A UFRJ forma, em média, 30 licenciados e 15 bacharéis em matemática por ano e a procura pelo curso no vestibular é de seis candidatos para uma vaga na licenciatura e quatro para uma no bacharelado. Ângela Rocha, professora e decana do Centro de Ciências Matemáticas e da Natureza (CCMN), explica que isto ocorre devido a maior oferta no mercado de trabalho para licenciados nessa área. “Esses profissionais podem trabalhar na educação básica, nos ensinos fundamental, médio e superior, enquanto os bacharéis têm menos espaço, podendo atuar apenas no ensino superior e em empresas privadas. No entanto, no Brasil, esta última opção praticamente não existe, tendo em vista que as pesquisas são desenvolvidas quase que integralmente nas universidades”.
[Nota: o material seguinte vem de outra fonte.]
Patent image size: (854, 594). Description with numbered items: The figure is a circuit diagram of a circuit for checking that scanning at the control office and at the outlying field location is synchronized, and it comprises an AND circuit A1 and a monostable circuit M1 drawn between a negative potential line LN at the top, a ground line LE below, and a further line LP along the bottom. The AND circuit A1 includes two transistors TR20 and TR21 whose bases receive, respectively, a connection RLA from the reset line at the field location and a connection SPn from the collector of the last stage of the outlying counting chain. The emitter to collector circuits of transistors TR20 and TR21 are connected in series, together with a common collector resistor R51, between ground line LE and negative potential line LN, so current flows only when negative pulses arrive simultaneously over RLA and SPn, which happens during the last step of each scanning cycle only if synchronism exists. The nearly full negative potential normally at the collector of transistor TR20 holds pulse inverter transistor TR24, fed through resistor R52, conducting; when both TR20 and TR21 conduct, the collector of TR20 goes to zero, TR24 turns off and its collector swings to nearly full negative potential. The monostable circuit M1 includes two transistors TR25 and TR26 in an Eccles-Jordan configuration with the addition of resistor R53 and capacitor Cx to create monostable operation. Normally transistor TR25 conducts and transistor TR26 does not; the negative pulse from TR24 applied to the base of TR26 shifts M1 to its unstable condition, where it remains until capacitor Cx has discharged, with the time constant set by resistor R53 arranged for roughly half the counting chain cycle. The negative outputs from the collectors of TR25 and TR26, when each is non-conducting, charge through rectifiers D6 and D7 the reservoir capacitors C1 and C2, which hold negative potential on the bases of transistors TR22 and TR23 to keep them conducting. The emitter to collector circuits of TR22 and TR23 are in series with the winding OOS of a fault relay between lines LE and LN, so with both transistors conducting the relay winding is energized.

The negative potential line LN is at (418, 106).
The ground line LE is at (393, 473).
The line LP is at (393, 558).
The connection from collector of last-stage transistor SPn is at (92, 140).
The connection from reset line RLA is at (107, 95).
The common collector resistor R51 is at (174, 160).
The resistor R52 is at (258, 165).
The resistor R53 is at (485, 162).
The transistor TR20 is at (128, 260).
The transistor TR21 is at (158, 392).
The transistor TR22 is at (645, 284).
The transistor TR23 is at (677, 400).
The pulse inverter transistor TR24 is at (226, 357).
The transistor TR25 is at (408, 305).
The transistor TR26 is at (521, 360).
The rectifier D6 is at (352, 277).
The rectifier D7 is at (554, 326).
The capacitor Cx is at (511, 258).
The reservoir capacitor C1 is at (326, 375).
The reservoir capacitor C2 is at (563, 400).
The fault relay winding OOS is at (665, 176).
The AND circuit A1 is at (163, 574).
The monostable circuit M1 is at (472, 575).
Ângela levantou também a existência de um grande número de professores que não tem qualificação pedagógica, os chamados professores leigos. “É preciso criar oportunidades para que eles completem a sua formação, essencial para a melhoria da qualidade da educação básica no nosso país. Para estes profissionais, a formação à distância é ideal, pois permite maior flexibilidade de horários, de acordo com o ritmo próprio de cada um”.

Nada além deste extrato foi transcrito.